O Mojoca é um movimento direto com regime de autogestão por meninas e meninos que vivem ou viveram na rua. O método de ensino é baseado na amizade, no respeito pela sua dignidade e sua liberdade. No Mojoca, meninas e meninos organizam-se para defender os seus direitos, melhorar a sua qualidade de vida, contribuir para a construção de uma sociedade mais justa e equitativa, fraterna.

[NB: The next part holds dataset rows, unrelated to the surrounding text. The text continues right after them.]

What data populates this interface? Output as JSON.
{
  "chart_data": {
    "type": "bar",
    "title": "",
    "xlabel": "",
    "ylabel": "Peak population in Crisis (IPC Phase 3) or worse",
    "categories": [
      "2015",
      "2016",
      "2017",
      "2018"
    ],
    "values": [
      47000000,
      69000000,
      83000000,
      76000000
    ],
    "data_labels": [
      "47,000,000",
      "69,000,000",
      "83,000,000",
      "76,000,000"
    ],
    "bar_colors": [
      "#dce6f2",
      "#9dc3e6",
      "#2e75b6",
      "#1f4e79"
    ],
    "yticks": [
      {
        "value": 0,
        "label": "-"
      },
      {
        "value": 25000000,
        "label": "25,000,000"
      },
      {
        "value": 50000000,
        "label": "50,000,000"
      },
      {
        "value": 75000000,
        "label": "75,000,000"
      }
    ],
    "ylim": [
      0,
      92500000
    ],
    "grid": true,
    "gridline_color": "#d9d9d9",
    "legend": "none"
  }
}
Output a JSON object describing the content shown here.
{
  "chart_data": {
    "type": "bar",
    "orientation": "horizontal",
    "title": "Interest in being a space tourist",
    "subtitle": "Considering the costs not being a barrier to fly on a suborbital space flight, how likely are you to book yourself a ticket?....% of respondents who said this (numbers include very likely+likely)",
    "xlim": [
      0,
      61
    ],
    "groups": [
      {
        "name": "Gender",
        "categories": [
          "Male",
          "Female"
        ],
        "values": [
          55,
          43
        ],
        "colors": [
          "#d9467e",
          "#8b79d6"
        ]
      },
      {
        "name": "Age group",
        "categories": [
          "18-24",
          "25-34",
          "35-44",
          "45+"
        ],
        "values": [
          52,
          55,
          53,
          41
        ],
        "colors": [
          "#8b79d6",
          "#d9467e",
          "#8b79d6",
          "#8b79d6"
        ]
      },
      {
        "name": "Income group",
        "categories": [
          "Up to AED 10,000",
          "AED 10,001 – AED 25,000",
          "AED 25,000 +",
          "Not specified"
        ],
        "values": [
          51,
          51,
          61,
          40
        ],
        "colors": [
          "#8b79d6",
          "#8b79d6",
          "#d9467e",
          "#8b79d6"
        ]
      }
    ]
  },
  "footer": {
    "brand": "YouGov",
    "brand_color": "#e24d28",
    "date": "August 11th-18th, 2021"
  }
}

No Mojoca, as meninas, os meninos e os adolescentes encontram um suporte para realizar seus sonhos e muitos já saíram das ruas e estão integrados na sociedade. O Mojoca participa do Movimento Popular guatemalteco e internacional. Atualmente soma-se ao protesto de outras organizações contra os feminicídios de 8 de março, realizados no mesmo instante em que, na capital, o movimento protestava contra a violência, a discriminação e o feminicídio.